Junxiang Yao
%pylab inline
from __future__ import print_function
from __future__ import division
Populating the interactive namespace from numpy and matplotlib
from scipy.io import wavfile
sr1,gloc = wavfile.read('glockenspiel.wav')
sr2,piano = wavfile.read('piano.wav')
sr3,tom = wavfile.read('tom.wav')
from IPython.display import Audio
Audio('glockenspiel.wav', rate=sr1)
I imported three audio files, and then checked the waveform of glockenspiel in time domain.
plot(gloc)
title('glockenspiel')
xlabel('time')
ylabel('magnitude')
<matplotlib.text.Text at 0x10c38c350>
Next, I performed rfft on this file.
glocf = abs(fft.rfft(gloc))
plot(glocf)
xlim(0,4000)
title('glockenspiel')
xlabel('freq/bin')
ylabel('magnitude')
<matplotlib.text.Text at 0x10a129950>
I calculated the log and make the frequency of the bin visable and used dB and Hz to present the chart. And then I used argmax() to find the result and printed it.
freqs = np.linspace(0.0,(sr1/2),len(glocf))
figure(figsize=(12,5))
x = argmax(glocf)*(sr1/2+1)/len(glocf)
pylab.axvline(x, ymin = 0, ymax = glocf[argmax(glocf)],color='r')
plot(freqs,20*log10(glocf/sr1))
title('glockenspiel')
xlabel('freq/Hz')
ylabel('magnitude/dB')
print("peak frenquency = %.2f Hz" % x)
peak frenquency = 1323.33 Hz
I enlarged the chart to check the frequency of the most prominent peak.
pylab.axvline(x, ymin = 0, ymax = pianof[argmax(glocf)],color='r')

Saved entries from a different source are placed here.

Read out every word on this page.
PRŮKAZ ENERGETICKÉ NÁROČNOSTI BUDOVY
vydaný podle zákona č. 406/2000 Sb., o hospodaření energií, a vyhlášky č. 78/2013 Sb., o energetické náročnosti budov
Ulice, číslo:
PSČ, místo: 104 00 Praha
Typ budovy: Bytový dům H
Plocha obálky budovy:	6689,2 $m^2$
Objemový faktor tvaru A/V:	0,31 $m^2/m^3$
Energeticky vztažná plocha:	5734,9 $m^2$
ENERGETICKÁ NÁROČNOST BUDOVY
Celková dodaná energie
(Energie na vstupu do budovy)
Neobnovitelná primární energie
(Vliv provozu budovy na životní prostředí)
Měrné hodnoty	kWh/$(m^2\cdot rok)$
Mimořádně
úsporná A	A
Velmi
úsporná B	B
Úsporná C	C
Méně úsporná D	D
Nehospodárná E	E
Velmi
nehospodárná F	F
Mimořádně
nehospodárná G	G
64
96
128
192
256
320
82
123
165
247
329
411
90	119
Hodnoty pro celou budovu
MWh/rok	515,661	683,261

plot(freqs,20*log10(glocf/sr1))
xlim(1100,1500)
title('glockenspiel')
xlabel('freq/Hz')
ylabel('magnitude/dB')
print("peak frenquency = %.2f Hz" % x)
peak frenquency = 1323.33 Hz
from IPython.display import Audio
Audio('piano.wav', rate=sr2)
After loading the sound file, I checked the waveform of piano in time domain.
plot(piano)
title('piano')
xlabel('time')
ylabel('magnitude')
<matplotlib.text.Text at 0x109f8b9d0>
pianof = abs(fft.rfft(piano))
plot(pianof)
xlim(0,4000)
title('piano')
xlabel('freq/bin')
ylabel('magnitude')
<matplotlib.text.Text at 0x10bec7710>
After preforming the real DFTs on the wave, I changed the x and y value into dB and Hz value in the chart and drew an red line to highlight the peak.

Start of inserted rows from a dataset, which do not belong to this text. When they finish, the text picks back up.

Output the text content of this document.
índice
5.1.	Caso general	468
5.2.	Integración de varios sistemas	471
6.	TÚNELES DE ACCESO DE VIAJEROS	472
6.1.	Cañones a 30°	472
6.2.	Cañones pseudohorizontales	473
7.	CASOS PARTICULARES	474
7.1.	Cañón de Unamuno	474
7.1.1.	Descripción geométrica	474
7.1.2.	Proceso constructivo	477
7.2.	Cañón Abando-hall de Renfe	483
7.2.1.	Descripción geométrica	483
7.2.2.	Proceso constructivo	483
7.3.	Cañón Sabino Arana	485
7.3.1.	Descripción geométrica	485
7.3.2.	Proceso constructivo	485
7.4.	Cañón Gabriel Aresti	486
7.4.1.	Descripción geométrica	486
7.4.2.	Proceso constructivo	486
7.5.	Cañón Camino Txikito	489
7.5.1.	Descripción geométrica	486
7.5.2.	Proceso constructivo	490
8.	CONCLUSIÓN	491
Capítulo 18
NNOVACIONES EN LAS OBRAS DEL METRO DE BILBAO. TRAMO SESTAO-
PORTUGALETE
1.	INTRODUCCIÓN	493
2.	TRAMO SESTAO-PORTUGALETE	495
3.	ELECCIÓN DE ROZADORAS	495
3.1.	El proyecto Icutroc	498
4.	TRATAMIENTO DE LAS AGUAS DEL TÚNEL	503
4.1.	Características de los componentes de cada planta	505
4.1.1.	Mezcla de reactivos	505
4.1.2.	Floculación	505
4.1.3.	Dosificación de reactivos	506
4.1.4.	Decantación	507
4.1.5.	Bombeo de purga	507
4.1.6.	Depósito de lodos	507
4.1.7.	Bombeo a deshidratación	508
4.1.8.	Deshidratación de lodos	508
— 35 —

freqs = np.linspace(0.0,sr2/2,len(pianof))
figure(figsize=(12,5))
x=argmax(pianof)*(sr2/2+1)/len(pianof)
pylab.axvline(x, ymin = 0, ymax = pianof[argmax(pianof)],color='r')

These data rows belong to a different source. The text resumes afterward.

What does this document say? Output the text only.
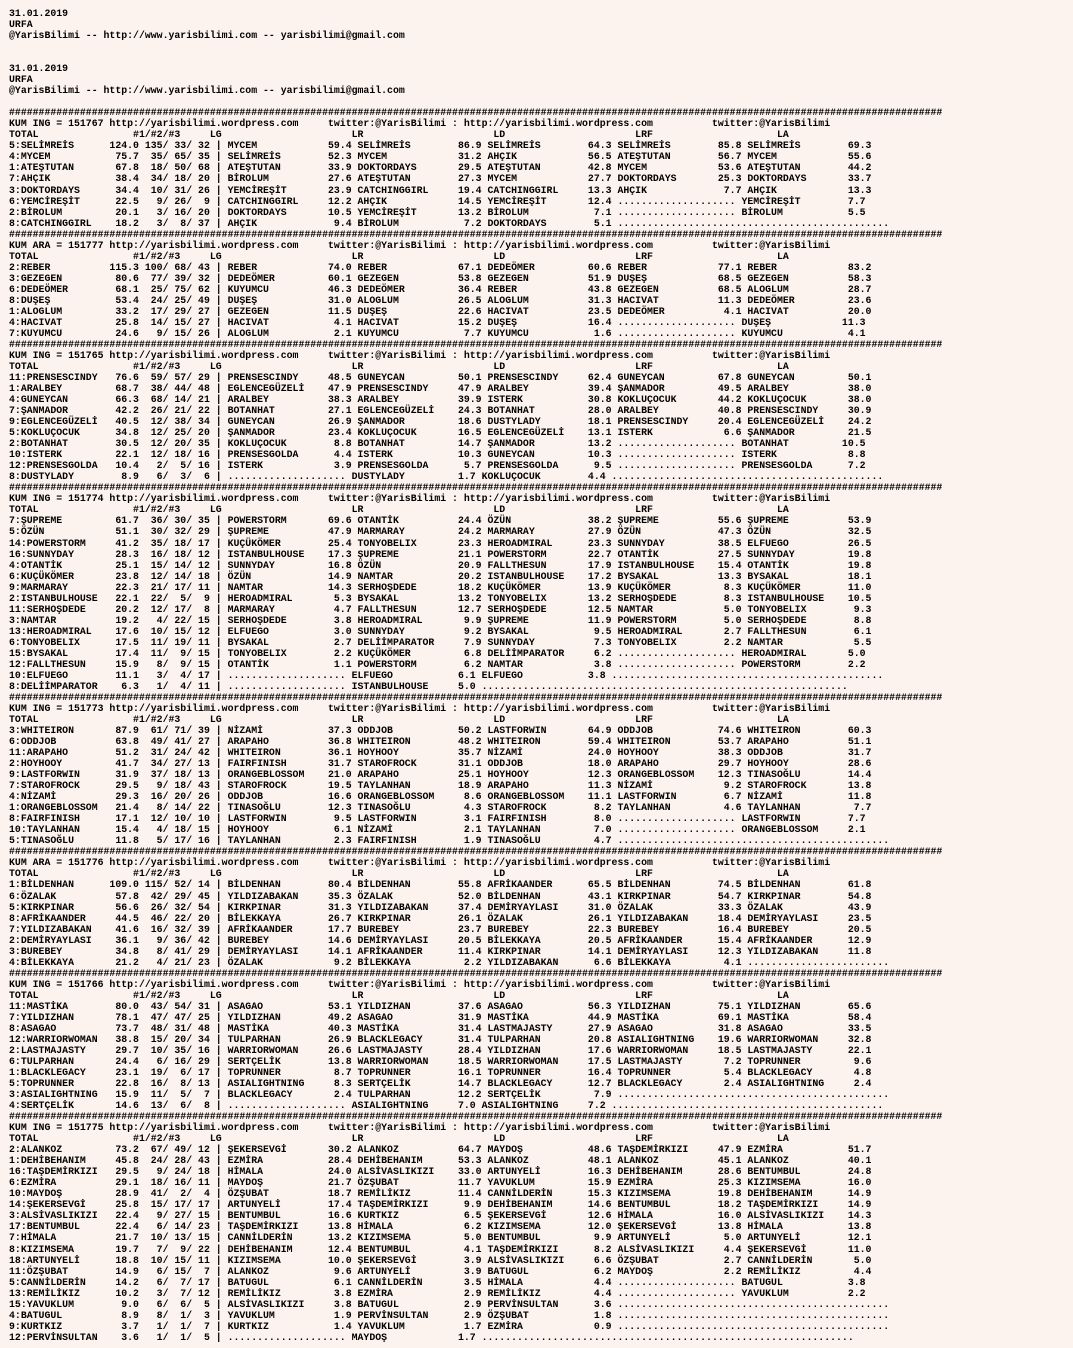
31.01.2019
URFA
@YarisBilimi -- http://www.yarisbilimi.com -- yarisbilimi@gmail.com

31.01.2019
URFA
@YarisBilimi -- http://www.yarisbilimi.com -- yarisbilimi@gmail.com

##############################################################################################################################################################
KUM ING = 151767 http://yarisbilimi.wordpress.com     twitter:@YarisBilimi : http://yarisbilimi.wordpress.com          twitter:@YarisBilimi
TOTAL                #1/#2/#3     LG                      LR                      LD                      LRF                     LA
5:SELİMREİS      124.0 135/ 33/ 32 | MYCEM            59.4 SELİMREİS        86.9 SELİMREİS        64.3 SELİMREİS        85.8 SELİMREİS        69.3
4:MYCEM           75.7  35/ 65/ 35 | SELİMREİS        52.3 MYCEM            31.2 AHÇIK            56.5 ATEŞTUTAN        56.7 MYCEM            55.6
1:ATEŞTUTAN       67.8  18/ 50/ 68 | ATEŞTUTAN        33.9 DOKTORDAYS       29.5 ATEŞTUTAN        42.8 MYCEM            53.6 ATEŞTUTAN        44.2
7:AHÇIK           38.4  34/ 18/ 20 | BİROLUM          27.6 ATEŞTUTAN        27.3 MYCEM            27.7 DOKTORDAYS       25.3 DOKTORDAYS       33.7
3:DOKTORDAYS      34.4  10/ 31/ 26 | YEMCİREŞİT       23.9 CATCHINGGIRL     19.4 CATCHINGGIRL     13.3 AHÇIK             7.7 AHÇIK            13.3
6:YEMCİREŞİT      22.5   9/ 26/  9 | CATCHINGGIRL     12.2 AHÇIK            14.5 YEMCİREŞİT       12.4 .................... YEMCİREŞİT        7.7
2:BİROLUM         20.1   3/ 16/ 20 | DOKTORDAYS       10.5 YEMCİREŞİT       13.2 BİROLUM           7.1 .................... BİROLUM           5.5
8:CATCHINGGIRL    18.2   3/  8/ 37 | AHÇIK             9.4 BİROLUM           7.2 DOKTORDAYS        5.1 ..............................................
##############################################################################################################################################################
KUM ARA = 151777 http://yarisbilimi.wordpress.com     twitter:@YarisBilimi : http://yarisbilimi.wordpress.com          twitter:@YarisBilimi
TOTAL                #1/#2/#3     LG                      LR                      LD                      LRF                     LA
2:REBER          115.3 100/ 68/ 43 | REBER            74.0 REBER            67.1 DEDEÖMER         60.6 REBER            77.1 REBER            83.2
3:GEZEGEN         80.6  77/ 39/ 32 | DEDEÖMER         60.1 GEZEGEN          53.8 GEZEGEN          51.9 DUŞEŞ            68.5 GEZEGEN          58.3
6:DEDEÖMER        68.1  25/ 75/ 62 | KUYUMCU          46.3 DEDEÖMER         36.4 REBER            43.8 GEZEGEN          68.5 ALOGLUM          28.7
8:DUŞEŞ           53.4  24/ 25/ 49 | DUŞEŞ            31.0 ALOGLUM          26.5 ALOGLUM          31.3 HACIVAT          11.3 DEDEÖMER         23.6
1:ALOGLUM         33.2  17/ 29/ 27 | GEZEGEN          11.5 DUŞEŞ            22.6 HACIVAT          23.5 DEDEÖMER          4.1 HACIVAT          20.0
4:HACIVAT         25.8  14/ 15/ 27 | HACIVAT           4.1 HACIVAT          15.2 DUŞEŞ            16.4 .................... DUŞEŞ            11.3
7:KUYUMCU         24.6   9/ 15/ 26 | ALOGLUM           2.1 KUYUMCU           7.7 KUYUMCU           1.6 .................... KUYUMCU           4.1
##############################################################################################################################################################
KUM ING = 151765 http://yarisbilimi.wordpress.com     twitter:@YarisBilimi : http://yarisbilimi.wordpress.com          twitter:@YarisBilimi
TOTAL                #1/#2/#3     LG                      LR                      LD                      LRF                     LA
11:PRENSESCINDY   76.6  59/ 57/ 29 | PRENSESCINDY     48.5 GUNEYCAN         50.1 PRENSESCINDY     62.4 GUNEYCAN         67.8 GUNEYCAN         50.1
1:ARALBEY         68.7  38/ 44/ 48 | EGLENCEGÜZELİ    47.9 PRENSESCINDY     47.9 ARALBEY          39.4 ŞANMADOR         49.5 ARALBEY          38.0
4:GUNEYCAN        66.3  68/ 14/ 21 | ARALBEY          38.3 ARALBEY          39.9 ISTERK           30.8 KOKLUÇOCUK       44.2 KOKLUÇOCUK       38.0
7:ŞANMADOR        42.2  26/ 21/ 22 | BOTANHAT         27.1 EGLENCEGÜZELİ    24.3 BOTANHAT         28.0 ARALBEY          40.8 PRENSESCINDY     30.9
9:EGLENCEGÜZELİ   40.5  12/ 38/ 34 | GUNEYCAN         26.9 ŞANMADOR         18.6 DUSTYLADY        18.1 PRENSESCINDY     20.4 EGLENCEGÜZELİ    24.2
5:KOKLUÇOCUK      34.8  12/ 25/ 20 | ŞANMADOR         23.4 KOKLUÇOCUK       16.5 EGLENCEGÜZELİ    13.1 ISTERK            6.6 ŞANMADOR         21.5
2:BOTANHAT        30.5  12/ 20/ 35 | KOKLUÇOCUK        8.8 BOTANHAT         14.7 ŞANMADOR         13.2 .................... BOTANHAT         10.5
10:ISTERK         22.1  12/ 18/ 16 | PRENSESGOLDA      4.4 ISTERK           10.3 GUNEYCAN         10.3 .................... ISTERK            8.8
12:PRENSESGOLDA   10.4   2/  5/ 16 | ISTERK            3.9 PRENSESGOLDA      5.7 PRENSESGOLDA      9.5 .................... PRENSESGOLDA      7.2
8:DUSTYLADY        8.9   6/  3/  6 | .................... DUSTYLADY         1.7 KOKLUÇOCUK        4.4 ..............................................
##############################################################################################################################################################
KUM ING = 151774 http://yarisbilimi.wordpress.com     twitter:@YarisBilimi : http://yarisbilimi.wordpress.com          twitter:@YarisBilimi
TOTAL                #1/#2/#3     LG                      LR                      LD                      LRF                     LA
7:ŞUPREME         61.7  36/ 30/ 35 | POWERSTORM       69.6 OTANTİK          24.4 ÖZÜN             38.2 ŞUPREME          55.6 ŞUPREME          53.9
5:ÖZÜN            51.1  30/ 32/ 29 | ŞUPREME          47.9 MARMARAY         24.2 MARMARAY         27.9 ÖZÜN             47.3 ÖZÜN             32.5
14:POWERSTORM     41.2  35/ 18/ 17 | KUÇÜKÖMER        25.4 TONYOBELIX       23.3 HEROADMIRAL      23.3 SUNNYDAY         38.5 ELFUEGO          26.5
16:SUNNYDAY       28.3  16/ 18/ 12 | ISTANBULHOUSE    17.3 ŞUPREME          21.1 POWERSTORM       22.7 OTANTİK          27.5 SUNNYDAY         19.8
4:OTANTİK         25.1  15/ 14/ 12 | SUNNYDAY         16.8 ÖZÜN             20.9 FALLTHESUN       17.9 ISTANBULHOUSE    15.4 OTANTİK          19.8
6:KUÇÜKÖMER       23.8  12/ 14/ 18 | ÖZÜN             14.9 NAMTAR           20.2 ISTANBULHOUSE    17.2 BYSAKAL          13.3 BYSAKAL          18.1
9:MARMARAY        22.3  21/ 17/ 11 | NAMTAR           14.3 SERHOŞDEDE       18.2 KUÇÜKÖMER        13.9 KUÇÜKÖMER         8.3 KUÇÜKÖMER        11.0
2:ISTANBULHOUSE   22.1  22/  5/  9 | HEROADMIRAL       5.3 BYSAKAL          13.2 TONYOBELIX       13.2 SERHOŞDEDE        8.3 ISTANBULHOUSE    10.5
11:SERHOŞDEDE     20.2  12/ 17/  8 | MARMARAY          4.7 FALLTHESUN       12.7 SERHOŞDEDE       12.5 NAMTAR            5.0 TONYOBELIX        9.3
3:NAMTAR          19.2   4/ 22/ 15 | SERHOŞDEDE        3.8 HEROADMIRAL       9.9 ŞUPREME          11.9 POWERSTORM        5.0 SERHOŞDEDE        8.8
13:HEROADMIRAL    17.6  10/ 15/ 12 | ELFUEGO           3.0 SUNNYDAY          9.2 BYSAKAL           9.5 HEROADMIRAL       2.7 FALLTHESUN        6.1
6:TONYOBELIX      17.5  11/ 19/ 11 | BYSAKAL           2.7 DELİİMPARATOR     7.9 SUNNYDAY          7.3 TONYOBELIX        2.2 NAMTAR            5.5
15:BYSAKAL        17.4  11/  9/ 15 | TONYOBELIX        2.2 KUÇÜKÖMER         6.8 DELİİMPARATOR     6.2 .................... HEROADMIRAL       5.0
12:FALLTHESUN     15.9   8/  9/ 15 | OTANTİK           1.1 POWERSTORM        6.2 NAMTAR            3.8 .................... POWERSTORM        2.2
10:ELFUEGO        11.1   3/  4/ 17 | .................... ELFUEGO           6.1 ELFUEGO           3.8 ..............................................
8:DELİİMPARATOR    6.3   1/  4/ 11 | .................... ISTANBULHOUSE     5.0 ..............................................................
##############################################################################################################################################################
KUM ING = 151773 http://yarisbilimi.wordpress.com     twitter:@YarisBilimi : http://yarisbilimi.wordpress.com          twitter:@YarisBilimi
TOTAL                #1/#2/#3     LG                      LR                      LD                      LRF                     LA
3:WHITEIRON       87.9  61/ 71/ 39 | NİZAMİ           37.3 ODDJOB           50.2 LASTFORWIN       64.9 ODDJOB           74.6 WHITEIRON        60.3
6:ODDJOB          63.8  49/ 41/ 27 | ARAPAHO          36.8 WHITEIRON        48.2 WHITEIRON        59.4 WHITEIRON        53.7 ARAPAHO          51.1
11:ARAPAHO        51.2  31/ 24/ 42 | WHITEIRON        36.1 HOYHOOY          35.7 NİZAMİ           24.0 HOYHOOY          38.3 ODDJOB           31.7
2:HOYHOOY         41.7  34/ 27/ 13 | FAIRFINISH       31.7 STAROFROCK       31.1 ODDJOB           18.0 ARAPAHO          29.7 HOYHOOY          28.6
9:LASTFORWIN      31.9  37/ 18/ 13 | ORANGEBLOSSOM    21.0 ARAPAHO          25.1 HOYHOOY          12.3 ORANGEBLOSSOM    12.3 TINASOĞLU        14.4
7:STAROFROCK      29.5   9/ 18/ 43 | STAROFROCK       19.5 TAYLANHAN        18.9 ARAPAHO          11.3 NİZAMİ            9.2 STAROFROCK       13.8
4:NİZAMİ          29.3  16/ 20/ 26 | ODDJOB           16.6 ORANGEBLOSSOM     8.6 ORANGEBLOSSOM    11.1 LASTFORWIN        6.7 NİZAMİ           11.8
1:ORANGEBLOSSOM   21.4   8/ 14/ 22 | TINASOĞLU        12.3 TINASOĞLU         4.3 STAROFROCK        8.2 TAYLANHAN         4.6 TAYLANHAN         7.7
8:FAIRFINISH      17.1  12/ 10/ 10 | LASTFORWIN        9.5 LASTFORWIN        3.1 FAIRFINISH        8.0 .................... LASTFORWIN        7.7
10:TAYLANHAN      15.4   4/ 18/ 15 | HOYHOOY           6.1 NİZAMİ            2.1 TAYLANHAN         7.0 .................... ORANGEBLOSSOM     2.1
5:TINASOĞLU       11.8   5/ 17/ 16 | TAYLANHAN         2.3 FAIRFINISH        1.9 TINASOĞLU         4.7 ..............................................
##############################################################################################################################################################
KUM ARA = 151776 http://yarisbilimi.wordpress.com     twitter:@YarisBilimi : http://yarisbilimi.wordpress.com          twitter:@YarisBilimi
TOTAL                #1/#2/#3     LG                      LR                      LD                      LRF                     LA
1:BİLDENHAN      109.0 115/ 52/ 14 | BİLDENHAN        80.4 BİLDENHAN        55.8 AFRİKAANDER      65.5 BİLDENHAN        74.5 BİLDENHAN        61.8
6:ÖZALAK          57.8  42/ 29/ 45 | YILDIZABAKAN     35.3 ÖZALAK           52.0 BİLDENHAN        43.1 KIRKPINAR        54.7 KIRKPINAR        54.8
5:KIRKPINAR       56.6  26/ 32/ 54 | KIRKPINAR        31.3 YILDIZABAKAN     37.4 DEMİRYAYLASI     31.0 ÖZALAK           33.3 ÖZALAK           43.9
8:AFRİKAANDER     44.5  46/ 22/ 20 | BİLEKKAYA        26.7 KIRKPINAR        26.1 ÖZALAK           26.1 YILDIZABAKAN     18.4 DEMİRYAYLASI     23.5
7:YILDIZABAKAN    41.6  16/ 32/ 39 | AFRİKAANDER      17.7 BUREBEY          23.7 BUREBEY          22.3 BUREBEY          16.4 BUREBEY          20.5
2:DEMİRYAYLASI    36.1   9/ 36/ 42 | BUREBEY          14.6 DEMİRYAYLASI     20.5 BİLEKKAYA        20.5 AFRİKAANDER      15.4 AFRİKAANDER      12.9
3:BUREBEY         34.8   8/ 41/ 29 | DEMİRYAYLASI     14.1 AFRİKAANDER      11.4 KIRKPINAR        14.1 DEMİRYAYLASI     12.3 YILDIZABAKAN     11.8
4:BİLEKKAYA       21.2   4/ 21/ 23 | ÖZALAK            9.2 BİLEKKAYA         2.2 YILDIZABAKAN      6.6 BİLEKKAYA         4.1 ........................
##############################################################################################################################################################
KUM ING = 151766 http://yarisbilimi.wordpress.com     twitter:@YarisBilimi : http://yarisbilimi.wordpress.com          twitter:@YarisBilimi
TOTAL                #1/#2/#3     LG                      LR                      LD                      LRF                     LA
11:MASTİKA        80.0  43/ 54/ 31 | ASAGAO           53.1 YILDIZHAN        37.6 ASAGAO           56.3 YILDIZHAN        75.1 YILDIZHAN        65.6
7:YILDIZHAN       78.1  47/ 47/ 25 | YILDIZHAN        49.2 ASAGAO           31.9 MASTİKA          44.9 MASTİKA          69.1 MASTİKA          58.4
8:ASAGAO          73.7  48/ 31/ 48 | MASTİKA          40.3 MASTİKA          31.4 LASTMAJASTY      27.9 ASAGAO           31.8 ASAGAO           33.5
12:WARRIORWOMAN   38.8  15/ 20/ 34 | TULPARHAN        26.9 BLACKLEGACY      31.4 TULPARHAN        20.8 ASIALIGHTNING    19.6 WARRIORWOMAN     32.8
2:LASTMAJASTY     29.7  10/ 35/ 16 | WARRIORWOMAN     26.6 LASTMAJASTY      28.4 YILDIZHAN        17.6 WARRIORWOMAN     18.5 LASTMAJASTY      22.1
6:TULPARHAN       24.4   6/ 16/ 29 | SERTÇELİK        13.8 WARRIORWOMAN     18.5 WARRIORWOMAN     17.5 LASTMAJASTY       7.2 TOPRUNNER         9.6
1:BLACKLEGACY     23.1  19/  6/ 17 | TOPRUNNER         8.7 TOPRUNNER        16.1 TOPRUNNER        16.4 TOPRUNNER         5.4 BLACKLEGACY       4.8
5:TOPRUNNER       22.8  16/  8/ 13 | ASIALIGHTNING     8.3 SERTÇELİK        14.7 BLACKLEGACY      12.7 BLACKLEGACY       2.4 ASIALIGHTNING     2.4
3:ASIALIGHTNING   15.9  11/  5/  7 | BLACKLEGACY       2.4 TULPARHAN        12.2 SERTÇELİK         7.9 ..............................................
4:SERTÇELİK       14.6  13/  6/  8 | .................... ASIALIGHTNING     7.0 ASIALIGHTNING     7.2 ..............................................
##############################################################################################################################################################
KUM ING = 151775 http://yarisbilimi.wordpress.com     twitter:@YarisBilimi : http://yarisbilimi.wordpress.com          twitter:@YarisBilimi
TOTAL                #1/#2/#3     LG                      LR                      LD                      LRF                     LA
2:ALANKOZ         73.2  67/ 49/ 12 | ŞEKERSEVGİ       30.2 ALANKOZ          64.7 MAYDOŞ           48.6 TAŞDEMİRKIZI     47.9 EZMİRA           51.7
1:DEHİBEHANIM     45.8  24/ 28/ 43 | EZMİRA           28.4 DEHİBEHANIM      53.3 ALANKOZ          48.1 ALANKOZ          45.1 ALANKOZ          40.1
16:TAŞDEMİRKIZI   29.5   9/ 24/ 18 | HİMALA           24.0 ALSİVASLIKIZI    33.0 ARTUNYELİ        16.3 DEHİBEHANIM      28.6 BENTUMBUL        24.8
6:EZMİRA          29.1  18/ 16/ 11 | MAYDOŞ           21.7 ÖZŞUBAT          11.7 YAVUKLUM         15.9 EZMİRA           25.3 KIZIMSEMA        16.0
10:MAYDOŞ         28.9  41/  2/  4 | ÖZŞUBAT          18.7 REMİLİKIZ        11.4 CANNİLDERİN      15.3 KIZIMSEMA        19.8 DEHİBEHANIM      14.9
14:ŞEKERSEVGİ     25.8  15/ 17/ 17 | ARTUNYELİ        17.4 TAŞDEMİRKIZI      9.9 DEHİBEHANIM      14.6 BENTUMBUL        18.2 TAŞDEMİRKIZI     14.9
3:ALSİVASLIKIZI   22.4   9/ 27/ 15 | BENTUMBUL        16.6 KURTKIZ           6.5 ŞEKERSEVGİ       12.6 HİMALA           16.0 ALSİVASLIKIZI    14.3
17:BENTUMBUL      22.4   6/ 14/ 23 | TAŞDEMİRKIZI     13.8 HİMALA            6.2 KIZIMSEMA        12.0 ŞEKERSEVGİ       13.8 HİMALA           13.8
7:HİMALA          21.7  10/ 13/ 15 | CANNİLDERİN      13.2 KIZIMSEMA         5.0 BENTUMBUL         9.9 ARTUNYELİ         5.0 ARTUNYELİ        12.1
8:KIZIMSEMA       19.7   7/  9/ 22 | DEHİBEHANIM      12.4 BENTUMBUL         4.1 TAŞDEMİRKIZI      8.2 ALSİVASLIKIZI     4.4 ŞEKERSEVGİ       11.0
18:ARTUNYELİ      18.8  10/ 15/ 11 | KIZIMSEMA        10.0 ŞEKERSEVGİ        3.9 ALSİVASLIKIZI     6.6 ÖZŞUBAT           2.7 CANNİLDERİN       5.0
11:ÖZŞUBAT        14.9   6/ 15/  7 | ALANKOZ           9.6 ARTUNYELİ         3.9 BATUGUL           6.2 MAYDOŞ            2.2 REMİLİKIZ         4.4
5:CANNİLDERİN     14.2   6/  7/ 17 | BATUGUL           6.1 CANNİLDERİN       3.5 HİMALA            4.4 .................... BATUGUL           3.8
13:REMİLİKIZ      10.2   3/  7/ 12 | REMİLİKIZ         3.8 EZMİRA            2.9 REMİLİKIZ         4.4 .................... YAVUKLUM          2.2
15:YAVUKLUM        9.0   6/  6/  5 | ALSİVASLIKIZI     3.8 BATUGUL           2.9 PERVİNSULTAN      3.6 ..............................................
4:BATUGUL          8.9   8/  1/  3 | YAVUKLUM          1.9 PERVİNSULTAN      2.9 ÖZŞUBAT           1.8 ..............................................
9:KURTKIZ          3.7   1/  1/  7 | KURTKIZ           1.4 YAVUKLUM          1.7 EZMİRA            0.9 ..............................................
12:PERVİNSULTAN    3.6   1/  1/  5 | .................... MAYDOŞ            1.7 ...............................................................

plot(freqs,20*log10(pianof/sr2))
title('piano')
xlabel('freq/Hz')
ylabel('magnitude/dB')
print("peak frenquency = %.2f Hz" % x)
peak frenquency = 78.06 Hz
I enlarged the chart to check the frequency of the peak.
pylab.axvline(x, ymin = 0, ymax = pianof[argmax(pianof)],color='r')
plot(freqs,20*log10(pianof/sr2))
title('piano')
xlabel('freq/Hz')
ylabel('magnitude/dB')
xlim(0,150)
print("peak frenquency = %.2f Hz" % x)
peak frenquency = 78.06 Hz
from IPython.display import Audio
Audio('tom.wav', rate=sr3)
I checked the waveform of the audio file here.
plot(tom)
title('tom')
xlabel('time')
ylabel('magnitude')
<matplotlib.text.Text at 0x10bb9ec90>
Next, I performed rfft on the file.
tomf = abs(fft.rfft(tom))
title('tom')
xlabel('freq/bin')
ylabel('magnitude')
plot(tomf)
xlim(0,4000)
(0, 4000)
Again, I used argmax() and found the index of the peak and changed it into Hz.
freqs = np.linspace(0.0,sr3/2,len(tomf))
figure(figsize=(12,5))
x=argmax(tomf)*(sr3/2+1)/len(tomf)
pylab.axvline(x, ymin = 0, ymax = pianof[argmax(tomf)],color='r')
plot(freqs,20*log10(tomf/sr3))
title('tom')
xlabel('freq/Hz')
ylabel('magnitude/dB')
print("peak frenquency = %.2f Hz" % x)
peak frenquency = 92.56 Hz
pylab.axvline(x, ymin = 0, ymax = pianof[argmax(tomf)],color='r')
plot(freqs,20*log10(tomf/sr3))
xlim(0,150)
title('tom')
xlabel('freq/Hz')
ylabel('magnitude/dB')
print("peak frenquency = %.2f Hz" % x)
peak frenquency = 92.56 Hz